I only want to see the poor become empowered, not empowered by living in nice houses bestowed and taken away at the will of the city but empowered by being brighter and ultimately, not poor.
Speaking for myself as a paycheck-to-paycheck man engaged to a paycheck-to-paycheck woman. I always feel more empowered the weekend after payday and less so the weekend after that.
C’mon rise up!
Housing is a right, everyone should have access to safe and affordable housing.
But not any specific house. Not the house you grew up in or used to live in.
Lost in this is that many many thousands of middle class people have had had their lives disrupted. I know at least two people who lost the houses they grew up in.
I understand folks have had their lives disrupted. We work to get off the government teat to have more control over our lives and not have them disrupted. Hell, I stopped renting and bought because I didn’t want my life disrupted. Those who do not do so are at the whim of a giant, lumbering organization that moves independent of their wishes. This is why I’m trying to get across that being under control of the city is always bad news.
And Mom, by “lost the houses they grew up in” do you mean within the developments or actual houses?
From my conversation with him, it seemed that there was a high school like rivalry between the housing projects. A former St. Thomas resident doesn’t want to move to Cooper.
To put it in white uptown terms, it’s like going from Jesuit to Brother Martin.
Except with 9MMs?
Ash,
But those two schools are in Mid-City and Gentilly respectively.
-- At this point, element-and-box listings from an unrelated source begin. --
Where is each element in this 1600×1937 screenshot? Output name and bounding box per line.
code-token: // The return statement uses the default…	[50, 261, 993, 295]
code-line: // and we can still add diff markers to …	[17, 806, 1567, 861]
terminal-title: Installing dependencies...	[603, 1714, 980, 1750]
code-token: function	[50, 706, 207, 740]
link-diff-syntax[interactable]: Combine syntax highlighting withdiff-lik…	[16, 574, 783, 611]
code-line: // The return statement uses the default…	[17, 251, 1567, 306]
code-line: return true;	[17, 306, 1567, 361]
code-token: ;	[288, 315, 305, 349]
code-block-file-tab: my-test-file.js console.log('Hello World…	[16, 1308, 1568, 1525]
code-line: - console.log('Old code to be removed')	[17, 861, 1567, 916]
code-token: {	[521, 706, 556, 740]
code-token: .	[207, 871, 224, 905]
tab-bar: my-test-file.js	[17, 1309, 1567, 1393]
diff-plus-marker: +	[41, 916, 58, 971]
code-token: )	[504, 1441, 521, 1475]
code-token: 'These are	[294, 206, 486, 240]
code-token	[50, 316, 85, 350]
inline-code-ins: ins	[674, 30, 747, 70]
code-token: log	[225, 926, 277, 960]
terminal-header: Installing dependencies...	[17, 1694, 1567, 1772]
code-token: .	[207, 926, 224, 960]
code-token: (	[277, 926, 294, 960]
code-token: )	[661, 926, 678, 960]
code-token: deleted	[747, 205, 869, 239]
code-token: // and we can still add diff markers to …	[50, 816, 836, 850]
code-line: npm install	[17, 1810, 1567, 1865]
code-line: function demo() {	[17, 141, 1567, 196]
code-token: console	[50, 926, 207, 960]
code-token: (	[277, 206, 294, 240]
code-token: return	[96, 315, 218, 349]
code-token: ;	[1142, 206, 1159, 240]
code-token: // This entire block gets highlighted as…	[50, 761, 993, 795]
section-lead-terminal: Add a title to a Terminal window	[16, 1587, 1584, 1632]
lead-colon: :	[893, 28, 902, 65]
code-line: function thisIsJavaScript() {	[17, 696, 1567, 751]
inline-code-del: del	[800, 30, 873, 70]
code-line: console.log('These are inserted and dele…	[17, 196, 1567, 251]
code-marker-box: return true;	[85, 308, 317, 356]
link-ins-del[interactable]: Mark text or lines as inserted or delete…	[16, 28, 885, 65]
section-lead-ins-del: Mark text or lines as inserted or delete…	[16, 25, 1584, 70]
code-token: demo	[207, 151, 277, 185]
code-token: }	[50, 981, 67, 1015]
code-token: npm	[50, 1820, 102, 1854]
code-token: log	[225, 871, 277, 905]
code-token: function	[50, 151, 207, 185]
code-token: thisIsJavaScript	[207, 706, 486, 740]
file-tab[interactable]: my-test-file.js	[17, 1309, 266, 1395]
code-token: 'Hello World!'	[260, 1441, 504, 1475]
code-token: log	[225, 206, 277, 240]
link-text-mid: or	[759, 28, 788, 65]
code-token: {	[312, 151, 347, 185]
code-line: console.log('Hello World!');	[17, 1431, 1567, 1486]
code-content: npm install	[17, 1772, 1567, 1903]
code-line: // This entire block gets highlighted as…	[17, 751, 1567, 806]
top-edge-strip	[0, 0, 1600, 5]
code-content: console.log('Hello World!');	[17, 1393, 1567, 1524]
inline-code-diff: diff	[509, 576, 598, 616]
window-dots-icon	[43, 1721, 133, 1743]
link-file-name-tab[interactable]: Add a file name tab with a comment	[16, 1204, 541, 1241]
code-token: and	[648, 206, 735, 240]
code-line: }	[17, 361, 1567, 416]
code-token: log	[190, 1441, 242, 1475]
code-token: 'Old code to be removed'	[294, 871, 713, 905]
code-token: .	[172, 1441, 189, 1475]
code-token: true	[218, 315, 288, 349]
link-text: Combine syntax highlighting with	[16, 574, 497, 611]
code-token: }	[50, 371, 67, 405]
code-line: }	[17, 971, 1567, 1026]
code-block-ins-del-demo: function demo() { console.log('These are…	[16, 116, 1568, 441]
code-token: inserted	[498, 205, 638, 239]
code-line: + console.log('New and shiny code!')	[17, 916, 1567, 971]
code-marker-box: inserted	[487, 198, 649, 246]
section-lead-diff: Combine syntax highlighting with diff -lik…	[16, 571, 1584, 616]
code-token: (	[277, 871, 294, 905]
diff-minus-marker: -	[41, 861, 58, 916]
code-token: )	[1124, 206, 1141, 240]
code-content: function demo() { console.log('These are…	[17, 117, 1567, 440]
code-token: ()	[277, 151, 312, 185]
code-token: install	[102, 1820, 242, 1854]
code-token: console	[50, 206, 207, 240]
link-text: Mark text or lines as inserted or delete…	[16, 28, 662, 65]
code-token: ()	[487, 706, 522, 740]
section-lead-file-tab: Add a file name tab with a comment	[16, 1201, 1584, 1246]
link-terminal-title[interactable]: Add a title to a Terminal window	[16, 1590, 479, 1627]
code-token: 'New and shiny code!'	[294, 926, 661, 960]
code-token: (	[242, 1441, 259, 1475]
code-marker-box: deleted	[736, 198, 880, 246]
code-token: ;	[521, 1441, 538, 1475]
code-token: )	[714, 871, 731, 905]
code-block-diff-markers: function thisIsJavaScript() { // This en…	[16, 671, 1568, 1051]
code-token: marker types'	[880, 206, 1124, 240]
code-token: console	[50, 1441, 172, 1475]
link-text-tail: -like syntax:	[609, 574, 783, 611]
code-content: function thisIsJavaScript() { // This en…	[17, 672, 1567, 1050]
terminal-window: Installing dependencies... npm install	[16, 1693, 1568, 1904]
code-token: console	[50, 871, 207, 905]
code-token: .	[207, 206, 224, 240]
Oh you were implying that white Uptown society plutocrats like to send their snotty children there.
Well in that case you’re half right.
They send most of them to Jesuit.
They send the rest to Newman.
I mean actual houses. We all probably know people who have lost nearly everything. Some people have insurance to pay for replacements but its not the same.
The point is many people here have had their lives disrupted, many aren’t coming back, some can’t come back to what they had. The situation among public housing tenants is similar.
Could it be (I’ll soon be struck by lightning) that poverty is a New Orleans industry?